I said this to myself over and over while I was in school learning Chinese Medicine, “Persevere, keep trying, study some more, and figure it out!” My original interpretation of persevering was to yell at myself in order to motivate myself to study. This resulted in a tight jaw, tight neck, and tight intestines, along with long slow hours trying to simultaneously study and badger myself into focusing. So much fun!
Years later, I am still studying and learning Chinese Medicine. In the last few years, I have come to appreciate what it means to be involved in a “life long study.” Life long study does mean perseverance. But perseverance does not mean badgering oneself into studying. For something to hold my attention this long, I obviously have a genuine interest and curiosity in the topic. I can skip the badgering routine now.
Chinese Medicine is an interesting topic. There are so many layers, perspectives, opinions and methods regarding Chinese Medicine, that finding what really is my interest within this vast framework has taken many years.
Here is what I have come to so far: Nature, Tao, Qi.

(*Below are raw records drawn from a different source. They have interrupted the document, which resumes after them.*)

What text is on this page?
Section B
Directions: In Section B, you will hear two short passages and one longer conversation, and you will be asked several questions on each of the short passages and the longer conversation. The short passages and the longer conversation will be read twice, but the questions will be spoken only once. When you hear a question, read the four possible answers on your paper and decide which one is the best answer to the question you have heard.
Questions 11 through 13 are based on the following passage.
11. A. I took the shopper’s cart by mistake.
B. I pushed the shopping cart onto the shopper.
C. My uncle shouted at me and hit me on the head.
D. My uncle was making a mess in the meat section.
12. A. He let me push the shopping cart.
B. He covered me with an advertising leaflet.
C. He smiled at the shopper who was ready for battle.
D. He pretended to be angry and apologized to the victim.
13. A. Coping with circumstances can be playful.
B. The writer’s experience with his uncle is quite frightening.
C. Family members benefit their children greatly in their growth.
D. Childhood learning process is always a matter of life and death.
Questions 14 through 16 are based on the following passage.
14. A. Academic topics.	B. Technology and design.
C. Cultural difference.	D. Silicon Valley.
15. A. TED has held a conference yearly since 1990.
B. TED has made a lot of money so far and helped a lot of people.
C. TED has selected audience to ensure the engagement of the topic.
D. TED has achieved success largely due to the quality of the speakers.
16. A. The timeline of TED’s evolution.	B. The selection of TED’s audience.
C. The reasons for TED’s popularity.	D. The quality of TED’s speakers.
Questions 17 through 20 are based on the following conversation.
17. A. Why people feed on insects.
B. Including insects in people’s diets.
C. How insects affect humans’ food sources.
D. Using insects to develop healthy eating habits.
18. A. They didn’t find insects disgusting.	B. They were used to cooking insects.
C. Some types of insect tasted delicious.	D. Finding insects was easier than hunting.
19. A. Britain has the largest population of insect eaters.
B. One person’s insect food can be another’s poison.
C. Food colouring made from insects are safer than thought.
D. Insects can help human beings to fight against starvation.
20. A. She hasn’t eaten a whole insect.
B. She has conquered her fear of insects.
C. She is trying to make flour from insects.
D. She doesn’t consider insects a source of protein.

As an ancient (at least 5,000 years) medicine, Chinese Medicine was born from people who lived more directly with Nature than I do. “Back then,” people were seen as obvious manifestations of and important parts of Nature. The macrocosm (the Universe) was known as a reflection within every human being. So, to know ourselves was to know the Universe. To know the Universe was to know ourselves. To the know trees, rocks, streams, air, birds, flowers, seasons, Sun and Moon, wind, cold, heat, shadows and bright spots in Nature was the same as knowing the composition and flow of a person made up of body, mind, and spirit.
Taoism was the philosophy of those ancient times. Notions of healing, the elements, physical practices of Qi Gong, the qualities of herbs, a lifestyle of peace, harmony and longevity grew from Taoism.
Qi is the energy that enlivens and is all of life. In the west, we have no equivalent to the word, so we wander through words like “life force,” “energy,” and “breath” seeking a way to understand Qi. Qi is what Chinese Medicine is “treating.” If the Qi is unbalanced or stagnant, then the manifestation of the body, mind, spirit, of the person will also be unbalanced or stagnant. Although we have no real translation of the term, we have Qi.
Perseverance now means that I gently, patiently, and persistently direct my awareness to Nature, the Tao, and Qi. There is nothing in a book that will yield an understanding of these three foundational values of Chinese Medicine. Nothing about Nature, the Tao, or Qi is combative, oppressive or aggressive. So, badgering and contracting an order to “buckle down” and get focused has not led me to understanding. The perseverance I practice now is one of persistently practicing patience with myself, offering myself compassion and love while finding my way into the mysterious flow of ancient wisdom, bit by bit, a little at a time sprinkled with the occasional joyous moment of “Aha!”